Erdoğan, Putin discuss warplanes, submarine cooperation
Turkey and Russia will advance their cooperation in the defense industry areas such as plane engines, fighter jets and submarines, President Recep Tayyip Erdoğan said following talks with his Russian counterpart, Vladimir Putin, on Sept. 29 in the Russian resort city of Sochi.
“We had the opportunity to discuss what steps we could take on plane motors and warplanes,” the president told a group of journalists on the return flight to Turkey, he noted.
Putin offered to build land and sea platforms to launch space rockets, Erdoğan reaffirmed Turkey’s commitment to the S-400, vowing Ankara “would not take a step back” from the purchase, but called on the U.S. to either give the F-35 fighter jets Turkey ordered or return its $1.4 billion payment.
“Our process regarding the S-400 continues. There is no question of taking a step back. Of course, in this useful meeting, we talked about them in detail and discussed how to take them further,” the president stated.
“What steps will we take in the construction of aircraft engines, about warplanes... What kind of steps we will take, we had the opportunity to talk about them in detail. Hopefully, we will take the same step on aircraft engines. Another issue is that we can take many steps together in shipbuilding. We will again take joint steps with Russia including submarines,” Erdoğan stated.
The president also said he proposed that Turkey and Russia could work together on building two more nuclear power plants, on which the Russian side agreed to cooperate.
“We have a goal of building three nuclear power plants. We asked, 'Can we build these two nuclear power plants together with you?” he stated.
Turkey’s first nuclear power plant is under construction by Russia’s Rosatom state nuclear energy firm on the country’s southern coast and is expected to be online for Turkey’s centenary in 2023.

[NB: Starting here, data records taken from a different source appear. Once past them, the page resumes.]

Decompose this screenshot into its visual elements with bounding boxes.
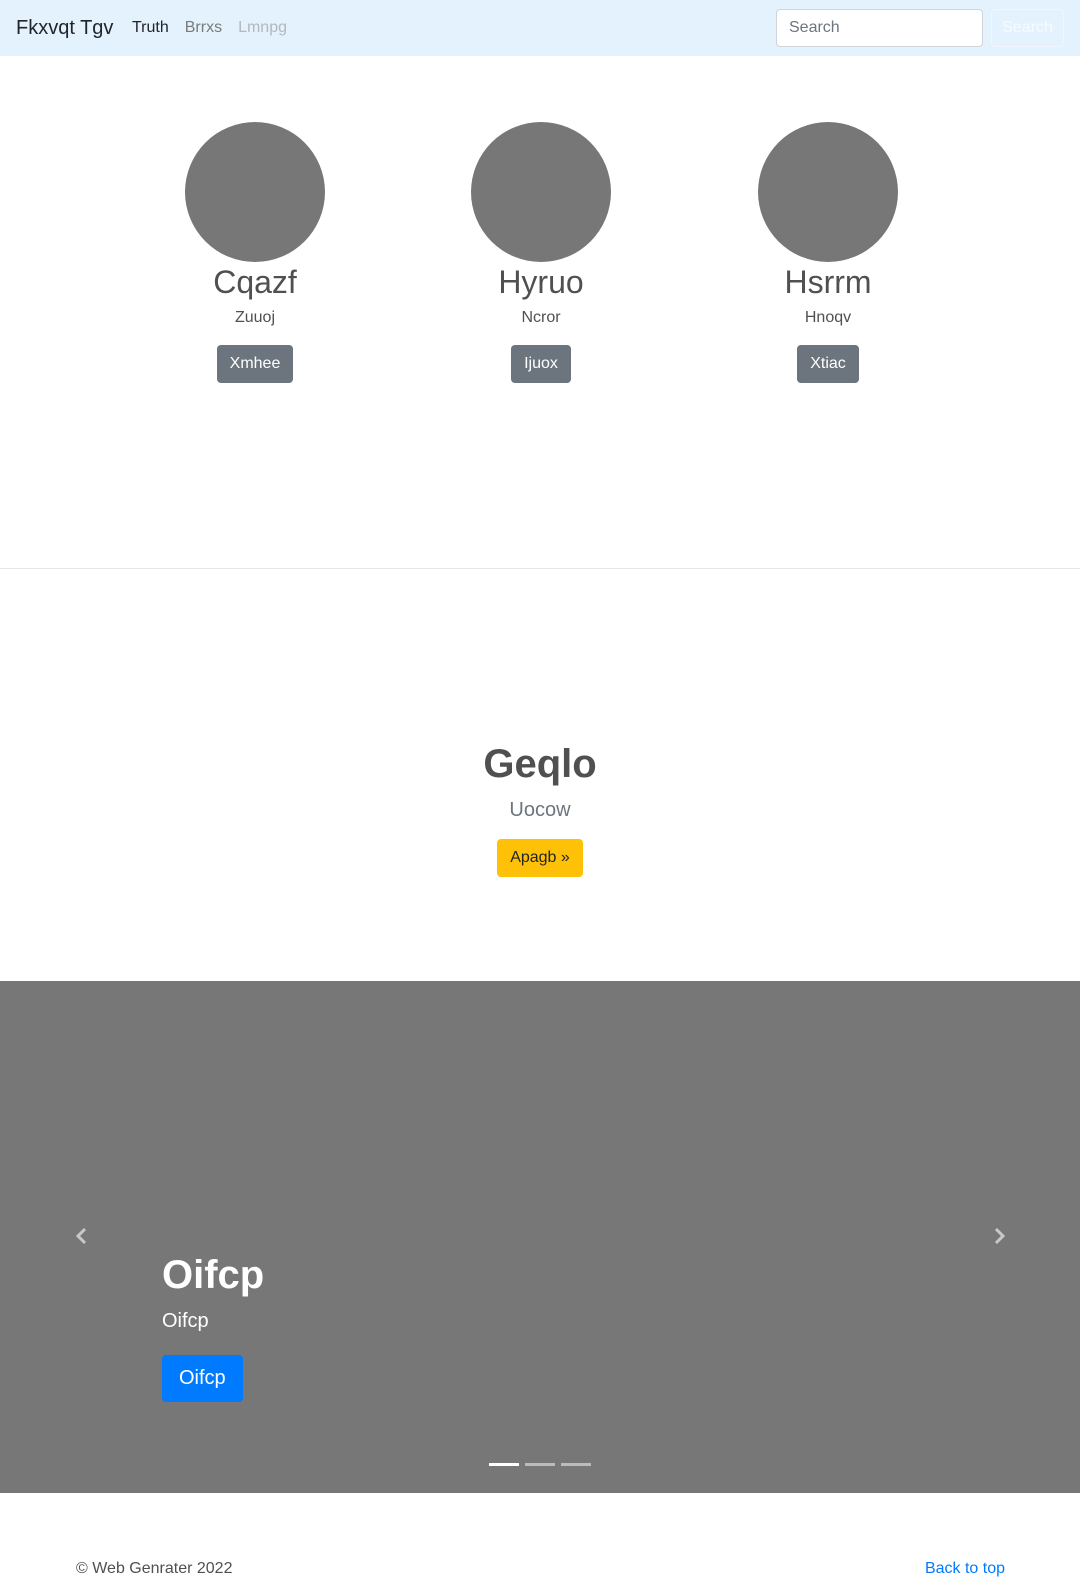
- carousel-prev-icon[interactable]: [72, 1226, 92, 1246]
- avatar-placeholder: [185, 122, 325, 262]
- nav-link-brrxs[interactable]: Brrxs: [177, 16, 230, 40]
- avatar-placeholder: [471, 122, 611, 262]
- team-card: Hyruo Ncror Ijuox: [441, 122, 641, 383]
- team-member-button[interactable]: Ijuox: [511, 345, 571, 383]
- back-to-top-link[interactable]: Back to top: [925, 1559, 1005, 1579]
- team-member-role: Hnoqv: [804, 309, 852, 326]
- team-member-name: Cqazf: [213, 264, 297, 300]
- carousel-indicators: [489, 1463, 591, 1466]
- carousel-caption: Oifcp Oifcp Oifcp: [162, 1251, 264, 1402]
- carousel-button[interactable]: Oifcp: [162, 1355, 243, 1402]
- carousel-indicator[interactable]: [561, 1463, 591, 1466]
- team-card: Hsrrm Hnoqv Xtiac: [728, 122, 928, 383]
- nav-links: Truth Brrxs Lmnpg: [124, 16, 295, 40]
- carousel-indicator[interactable]: [525, 1463, 555, 1466]
- footer-copyright: © Web Genrater 2022: [76, 1560, 233, 1577]
- section-divider: [0, 568, 1080, 569]
- hero-title: Geqlo: [483, 742, 597, 786]
- search-input[interactable]: [776, 9, 983, 47]
- team-member-role: Zuuoj: [234, 309, 276, 326]
- team-member-name: Hyruo: [498, 264, 584, 300]
- hero-section: Geqlo Uocow Apagb »: [0, 740, 1080, 877]
- chevron-left-icon: [75, 1227, 87, 1245]
- team-member-button[interactable]: Xmhee: [216, 345, 294, 383]
- hero-subtitle: Uocow: [509, 799, 571, 821]
- chevron-right-icon: [994, 1227, 1006, 1245]
- search-button[interactable]: Search: [991, 9, 1064, 47]
- team-member-role: Ncror: [521, 309, 561, 326]
- avatar-placeholder: [758, 122, 898, 262]
- team-card: Cqazf Zuuoj Xmhee: [155, 122, 355, 383]
- nav-link-truth[interactable]: Truth: [124, 16, 177, 40]
- team-member-button[interactable]: Xtiac: [797, 345, 859, 383]
- carousel-indicator[interactable]: [489, 1463, 519, 1466]
- team-member-name: Hsrrm: [784, 264, 872, 300]
- hero-cta-button[interactable]: Apagb »: [497, 839, 583, 877]
- carousel-next-icon[interactable]: [989, 1226, 1009, 1246]
- carousel-subtitle: Oifcp: [162, 1310, 209, 1332]
- carousel: Oifcp Oifcp Oifcp: [0, 981, 1080, 1493]
- nav-link-lmnpg: Lmnpg: [238, 19, 287, 36]
- brand-logo-text[interactable]: Fkxvqt Tgv: [16, 14, 113, 42]
- top-navbar: Fkxvqt Tgv Truth Brrxs Lmnpg Search: [0, 0, 1080, 56]
- carousel-title: Oifcp: [162, 1253, 265, 1297]
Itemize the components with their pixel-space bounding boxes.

'Time to find permanent solution in Syria'
Erdoğan and Putin held their first face-to-face talks in 18 months in the Black Sea resort of Sochi, with the Syrian conflict high on their agenda as regime troops and Moscow increased airstrikes in recent weeks.
Elaborating on the issue of Syria, Erdoğan said the two leaders are of the opinion that it is “time to go beyond the details and find a permanent, final and sustainable solution to this issue.”
“We focused on the necessity of the steps we will take together in this regard,” he said.
“There are some differences of opinion from time to time on regional issues, where many actors are on the field, and which have complex aspects. But in this bilateral meeting, we saw that there is unity on almost all issues,” he stated.
Agreements with Russia on eliminating the YPG group from the region must be fulfilled, the president added.
“Another issue that I particularly focused on was the PKK/YPG’s presence in Moscow. I reminded them of this,” the president stated.
Erdoğan noted that he would meet with U.S. President Joe Biden on the sidelines of the G-20 meeting in Rome and then probably at the Glasgow Climate Change Conference.
“What will be the U.S. approach to Syria? We will have the opportunity to talk them out. We will consider all military, political, economic and commercial bilateral relations. For example, what about the F-35 problem? We paid $1.4 billion. What will it be? We need to see their fate.”
He is “seriously disturbed” by U.S. coordinator Brett McGurk’s “walking arm in arm with terrorists” in the region where Turkey fights them, Erdoğan said, referring to talks of the U.S. official with the YPG group.
Relations between Turkey and the U.S. are strained, and Erdoğan said last week that his personal ties with U.S. President Joe Biden had “not gotten off to a good start.”